Política a lo “Ricardo Anaya”

Ricardo Anaya es un “éxito”… Si es que su objetivo era estar en boca de todos y ser motivo de burlas y protagonista de memes.

 

No podemos negarlo, el señor Anaya está en boca de todos, más por ese momento en que decidió arremeter contra un “patrimonio sagrado” para los mexicanos como son las “caguamas”.

 

Tal es el éxito que tiene Anaya con sus publicaciones en redes sociales (más falsas que la “unidad” del PAN en Puebla), que ya hay algunos políticos de medio pelo dispuestos a imitarlo.

 

¿No me cree?

 

Nada más cheque el perfil de Twitter del candidato a la presidencia municipal de Santa Clara Ocoyucan, Jesús Giles Carmona. Sí, el expresidente estatal del PAN que ni de chiste se comía una “memela” hace poco más de dos años.

 

Jesús Giles anda muy activo en este microblog subiendo fotos donde se ve convivir con los pobladores de este municipio, que también abarca a sus “amiguis” de Lomas de Angelópolis.

 

A lo “Ricardo Anaya”, Jesús Giles ya cargó canastas de frutas en una celebración patronal, ya se “enlodó” los zapatos en zonas marginadas de este municipio y, por supuesto, se comió una buena “memela”.

 

Y no es que esté mal. Para nada. Qué bueno que Jesús Giles ha dejado de lado el cómodo trabajo tras escritorio para ver la realidad que tiene este municipio más allá de Lomas de Angelópolis.

 

El problema es que no le creo, amable lector.

 

Le cuento. Me tocó cubrir la campaña de la exgobernadora Martha Erika Alonso Hidalgo (QEPD), cuando Giles Carmona era dirigente estatal del PAN y la amabilidad y buena cara no eran sus cartas de presentación.

 

En más de una ocasión, Giles Carmona dio entrevistas sin siquiera pararse un momento para regalar 2 minutos a la prensa. En cuanto llegaba a su vehículo, se subía y cerraba la puerta.
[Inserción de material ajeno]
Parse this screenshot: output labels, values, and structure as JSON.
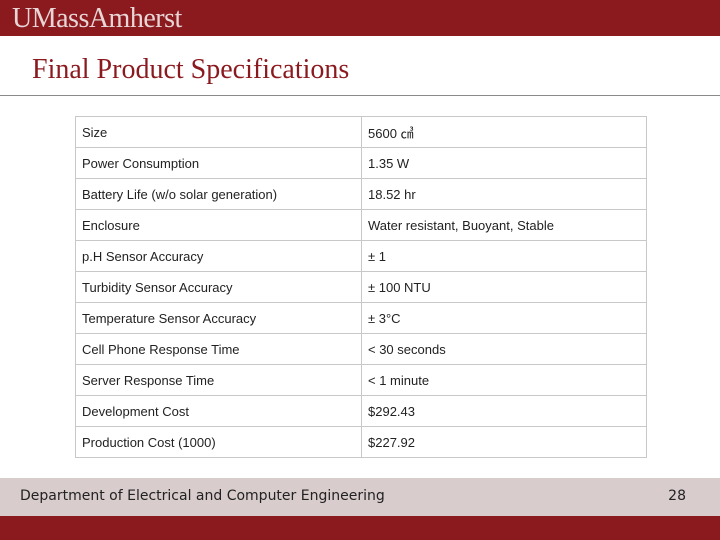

Se hartaba fácilmente, se sentía el “muy muy”, evidentemente.

 

La única ocasión en la que fue amable fue cuando cierre de campaña de Martha Erika, incluso me saludó de manera muy cortés, algo que fue totalmente sorpresivo y a la vez entendible, pues se acercaba la jornada electoral.

 

Entonces, me genera dudas que en dos años Jesús Giles Carmona haya dado un giro a su personalidad. Aunque bien dicen que las mieles del poder sacan el lado amable de todos los políticos, al menos hasta que llegan las elecciones.